Gündemde Türkiye’nin güvenliği var. Sınırların elek haline gelmesine izin vermeden içeriyi temizleme ve gerektiğinde sınır ötesi operasyonlar. Bunu NATO üyesi olarak pekçok görünür görünmez yönetemle çözdük. Ancak Türkiye’ye son dönemde giydirilmek istenen “deli gömleğinin” sıyrılıp atılması için dostlar ve dostlukların sorgulanması gerekti. Özellikle Patriot bataryaları üzerinden yürütülen tartışma ve ABD-Almanya-Hollanda bloğunun ikircikli tutumu Türkiye’yi yeni arayışlara sevk etti. Rusya… Dolayısıyla S400 anlaşması.
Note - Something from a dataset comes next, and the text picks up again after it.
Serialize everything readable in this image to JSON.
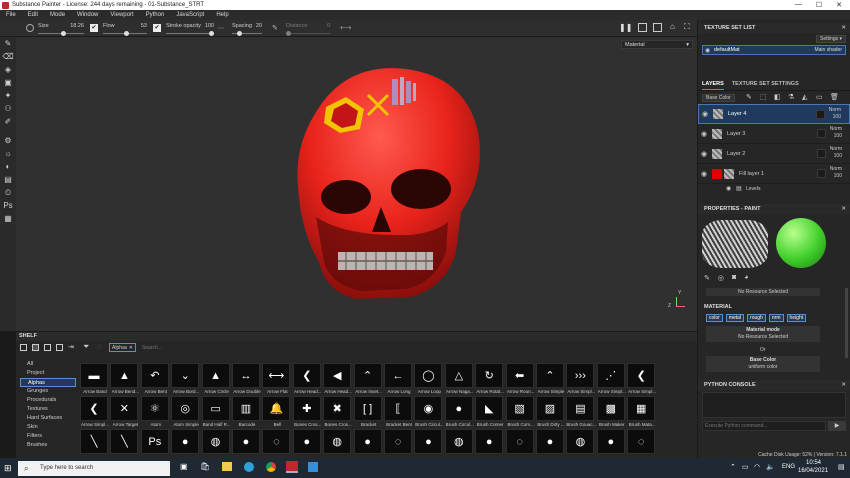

Türkiye Cumhuriyeti kurulduğundan beri, askerimiz ABD ve müttefikler tarafından eğitildi. Ortak silah ve savunma sistemleri geliştirildi. Nihayetinde güvenlik, askerin bir alanı olarak söylem üretme, daima sivil-askeri bürokratik elitin tekelinde kaldı. Türkiye‟nin “milli güvenlik” tanımı, hele ki böyle bir tanımın olabileceği müttefiklerce neredeyse hiç sorgulanmadı. Biçilen rol, herhangi bir çatışma anında, neredeyse AB ve ABD’nin dostlarına zaman kazandıran bir ülke olarak konumlandırılmış olduğu görüldü.
İngiltere’nin AB’den çıkmasına sebep olan, neredeyse bütün referendum kampanyasının temel sloganı olan “76 milyonluk Türkiye Avrupa’da” dövizlerine ne demeli? Nüfus, ekonomik anlamda güçtür. Hele dinamikse, gençse başkalarının korkulu rüyası haline gelebilir.Almanya gibi AB bölgesinde en fazla nüfus artışı olan ülke dahi, yıllık 200 bin yabancı işçi ihtiyacından söz edebilmektedir. Aksi takdirde sosyal güvenlik sistemi iflasa sürüklenebilecektir.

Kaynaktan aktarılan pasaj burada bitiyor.